I looked at the LLVM CMake docs again and found a variable LLVM_ENABLE_RTTI. Another build of LLVM later (hope you’re not counting, surely that cannot be healthy), I ran Clang again on the translation unit. Well, except I didn’t. During the build, another binary (llvm-tblgen) had been built with RTTI and UBSan and already crashed with the sweet, sweet vptr failure I’d been craving for.

So indeed, the problem was not in my code. Or in Clang. It had been in my build configuration. And in the part of my brain which irrationally assumed that other people’s C++ code would work fine with compiler flags of my choosing.

Problem reproduced.
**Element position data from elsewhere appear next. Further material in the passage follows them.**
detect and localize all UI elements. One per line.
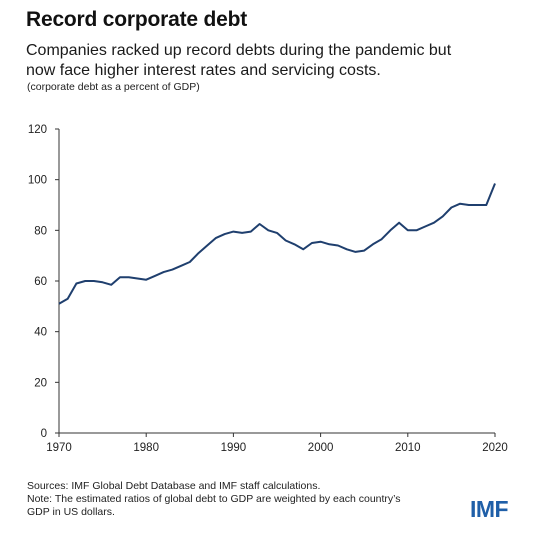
chart-title: Record corporate debt	[26, 8, 248, 31]
series-layer	[58, 183, 496, 305]
x-axis-ticks: 1970 1980 1990 2000 2010 2020	[46, 433, 508, 454]
x-tick-label: 2010	[395, 442, 421, 454]
subtitle-line-2: now face higher interest rates and servi…	[26, 62, 381, 79]
x-tick-label: 1990	[221, 442, 247, 454]
series-line	[58, 183, 496, 305]
sources-text: Sources: IMF Global Debt Database and IM…	[27, 480, 321, 492]
unit-label: (corporate debt as a percent of GDP)	[27, 81, 200, 93]
footer: Sources: IMF Global Debt Database and IM…	[27, 480, 447, 519]
subtitle-line-1: Companies racked up record debts during …	[26, 42, 452, 59]
x-tick-label: 1970	[46, 442, 72, 454]
note-line-2: GDP in US dollars.	[27, 506, 115, 518]
imf-logo: IMF	[470, 496, 509, 522]
x-tick-label: 2020	[482, 442, 508, 454]
x-tick-label: 1980	[133, 442, 159, 454]
note-line-1: Note: The estimated ratios of global deb…	[27, 493, 401, 505]
chart-subtitle: Companies racked up record debts during …	[26, 41, 526, 81]
y-axis-ticks: 0 20 40 60 80 100 120	[28, 124, 59, 440]
y-tick-label: 120	[28, 124, 47, 136]
y-tick-label: 60	[34, 276, 47, 288]
x-tick-label: 2000	[308, 442, 334, 454]
y-tick-label: 20	[34, 377, 47, 389]
y-tick-label: 0	[41, 428, 47, 440]
y-tick-label: 40	[34, 327, 47, 339]
y-tick-label: 80	[34, 225, 47, 237]
y-tick-label: 100	[28, 175, 47, 187]
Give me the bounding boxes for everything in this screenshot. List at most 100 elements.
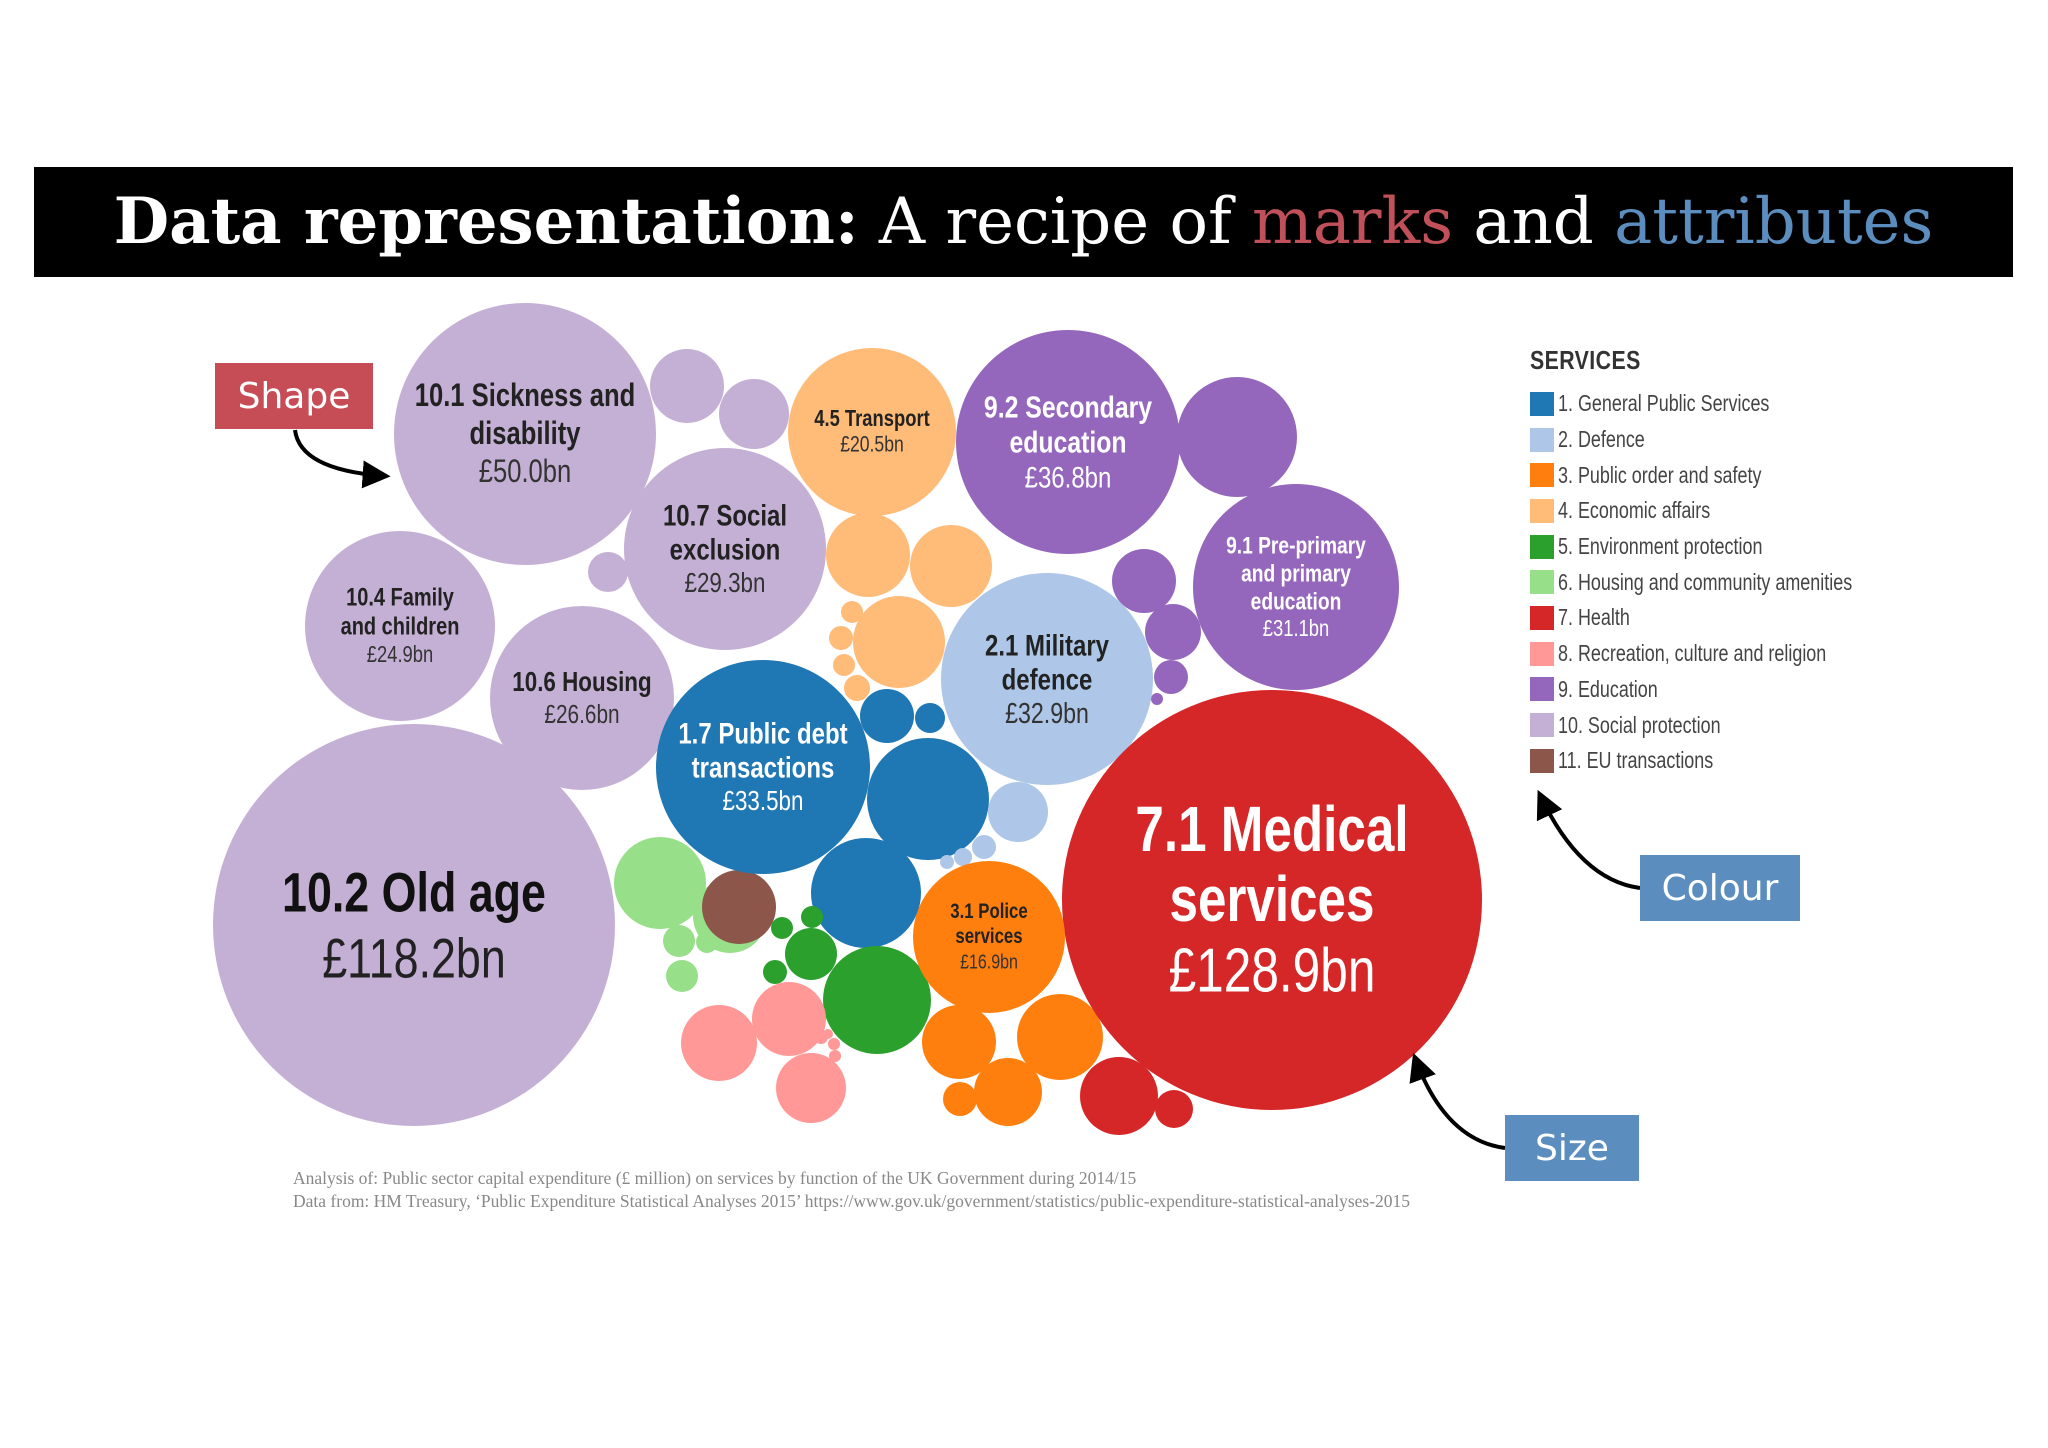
bubble-1 bbox=[624, 448, 826, 650]
bubble-unlabeled bbox=[719, 379, 789, 449]
legend-item: 6. Housing and community amenities bbox=[1530, 564, 1935, 600]
bubble-unlabeled bbox=[785, 928, 837, 980]
bubble-unlabeled bbox=[922, 1005, 996, 1079]
bubble-unlabeled bbox=[771, 917, 793, 939]
bubble-unlabeled bbox=[829, 626, 853, 650]
bubble-label-value: £16.9bn bbox=[960, 951, 1018, 973]
title-bold: Data representation: bbox=[113, 184, 859, 259]
bubble-label-value: £31.1bn bbox=[1263, 616, 1329, 641]
legend-swatch bbox=[1530, 463, 1554, 488]
footnote: Analysis of: Public sector capital expen… bbox=[293, 1167, 1410, 1213]
bubble-unlabeled bbox=[910, 525, 992, 607]
bubble-label-name: 2.1 Military bbox=[985, 628, 1109, 662]
footnote-line-1: Analysis of: Public sector capital expen… bbox=[293, 1168, 1137, 1188]
callout-arrows bbox=[293, 429, 1641, 1150]
title-attributes: attributes bbox=[1614, 185, 1934, 259]
legend-label: 11. EU transactions bbox=[1558, 747, 1714, 774]
legend-swatch bbox=[1530, 391, 1554, 416]
bubble-unlabeled bbox=[1154, 660, 1188, 694]
bubble-label-value: £32.9bn bbox=[1005, 696, 1089, 729]
bubble-unlabeled bbox=[829, 1050, 841, 1062]
bubble-label-name: 4.5 Transport bbox=[814, 406, 930, 431]
bubble-label-name: and children bbox=[341, 612, 460, 640]
size-callout: Size bbox=[1505, 1115, 1639, 1181]
bubble-unlabeled bbox=[853, 596, 945, 688]
legend-item: 10. Social protection bbox=[1530, 707, 1935, 743]
title-banner: Data representation: A recipe of marks a… bbox=[34, 167, 2013, 277]
bubble-6 bbox=[490, 606, 674, 790]
bubble-unlabeled bbox=[752, 982, 826, 1056]
legend-item: 7. Health bbox=[1530, 600, 1935, 636]
bubble-label-name: disability bbox=[470, 416, 581, 451]
bubble-unlabeled bbox=[823, 1029, 833, 1039]
bubble-unlabeled bbox=[801, 906, 823, 928]
bubble-unlabeled bbox=[702, 870, 776, 944]
bubble-label-value: £20.5bn bbox=[840, 433, 904, 457]
bubble-label-name: 10.6 Housing bbox=[512, 667, 651, 698]
bubble-label-value: £29.3bn bbox=[685, 568, 766, 599]
bubble-unlabeled bbox=[650, 349, 724, 423]
bubble-unlabeled bbox=[988, 782, 1048, 842]
bubble-label-value: £118.2bn bbox=[322, 927, 506, 990]
legend: SERVICES 1. General Public Services 2. De… bbox=[1530, 345, 1935, 779]
legend-swatch bbox=[1530, 427, 1554, 452]
legend-label: 6. Housing and community amenities bbox=[1558, 568, 1853, 595]
legend-swatch bbox=[1530, 534, 1554, 559]
legend-item: 5. Environment protection bbox=[1530, 529, 1935, 565]
bubble-unlabeled bbox=[696, 931, 718, 953]
legend-swatch bbox=[1530, 570, 1554, 595]
bubble-label-name: education bbox=[1009, 425, 1126, 459]
shape-arrow bbox=[293, 429, 391, 489]
bubble-unlabeled bbox=[1017, 994, 1103, 1080]
bubble-label-name: education bbox=[1251, 587, 1342, 615]
title-part1: A recipe of bbox=[858, 185, 1252, 259]
bubble-unlabeled bbox=[844, 675, 870, 701]
bubble-unlabeled bbox=[833, 654, 855, 676]
legend-title: SERVICES bbox=[1530, 345, 1641, 375]
bubble-unlabeled bbox=[663, 925, 695, 957]
bubble-11 bbox=[913, 861, 1065, 1013]
title-marks: marks bbox=[1252, 185, 1454, 259]
bubble-8 bbox=[656, 660, 870, 874]
legend-label: 3. Public order and safety bbox=[1558, 461, 1762, 488]
legend-items: 1. General Public Services 2. Defence 3. P… bbox=[1530, 386, 1935, 779]
footnote-line-2: Data from: HM Treasury, ‘Public Expendit… bbox=[293, 1191, 1411, 1211]
bubble-unlabeled bbox=[974, 1058, 1042, 1126]
legend-swatch bbox=[1530, 641, 1554, 666]
bubble-unlabeled bbox=[763, 960, 787, 984]
bubble-unlabeled bbox=[811, 838, 921, 948]
legend-label: 5. Environment protection bbox=[1558, 533, 1763, 560]
legend-label: 7. Health bbox=[1558, 604, 1630, 631]
bubble-unlabeled bbox=[1155, 1090, 1193, 1128]
bubble-unlabeled bbox=[826, 513, 910, 597]
bubble-unlabeled bbox=[915, 703, 945, 733]
bubble-unlabeled bbox=[940, 855, 954, 869]
bubble-unlabeled bbox=[943, 1082, 977, 1116]
title-part2: and bbox=[1453, 185, 1615, 259]
bubble-unlabeled bbox=[1080, 1057, 1158, 1135]
legend-label: 1. General Public Services bbox=[1558, 390, 1770, 417]
legend-item: 4. Economic affairs bbox=[1530, 493, 1935, 529]
legend-swatch bbox=[1530, 677, 1554, 702]
bubble-unlabeled bbox=[972, 835, 996, 859]
legend-label: 4. Economic affairs bbox=[1558, 497, 1711, 524]
bubble-unlabeled bbox=[1177, 377, 1297, 497]
bubble-label-name: 7.1 Medical bbox=[1135, 795, 1408, 866]
legend-swatch bbox=[1530, 713, 1554, 738]
bubble-label-value: £26.6bn bbox=[544, 700, 619, 729]
bubble-9 bbox=[213, 724, 615, 1126]
bubble-10 bbox=[1062, 690, 1482, 1110]
legend-item: 9. Education bbox=[1530, 672, 1935, 708]
legend-label: 9. Education bbox=[1558, 675, 1658, 702]
bubble-unlabeled bbox=[1112, 549, 1176, 613]
bubble-label-name: services bbox=[1170, 865, 1375, 936]
bubble-label-name: 3.1 Police bbox=[950, 900, 1027, 923]
legend-swatch bbox=[1530, 498, 1554, 523]
bubble-unlabeled bbox=[841, 601, 863, 623]
bubble-unlabeled bbox=[954, 848, 972, 866]
bubble-label-name: 10.1 Sickness and bbox=[415, 378, 636, 413]
legend-swatch bbox=[1530, 605, 1554, 630]
bubble-label-name: exclusion bbox=[670, 532, 781, 566]
bubble-label-name: 10.2 Old age bbox=[282, 861, 546, 924]
bubble-label-name: transactions bbox=[692, 750, 835, 784]
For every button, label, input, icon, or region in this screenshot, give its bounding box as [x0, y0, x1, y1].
Case closed.

Fertilizer for my potato brain

Looking back on the whole investigation, it’s hard to not see several missteps along the way. It took me about 20 hours of investigation. It could’ve gone much faster. To be more specific:

However, it wasn’t all a waste of time. For one, I did tweak the code so that we can attach a debugger easily in the future. And the code is now ASan and UBSan clean, so I can sleep a little bit more peacefully. I’m also now more familiar with the LLVM CMake configuration, and am less wary of digging into it than I was earlier. And I ended up documenting the UBSan stack trace information more prominently in our Development docs.

So yeah, I’m going to try to look on the bright side. It was better than in my first year as a SWE where I had an stack variable use-after-free that took me nearly a week to debug, without ASan, as the ASan-ified build stack-overflowed before the problem was triggered.

Progress. Developing a spidey sense for footguns, one reified trauma at a time.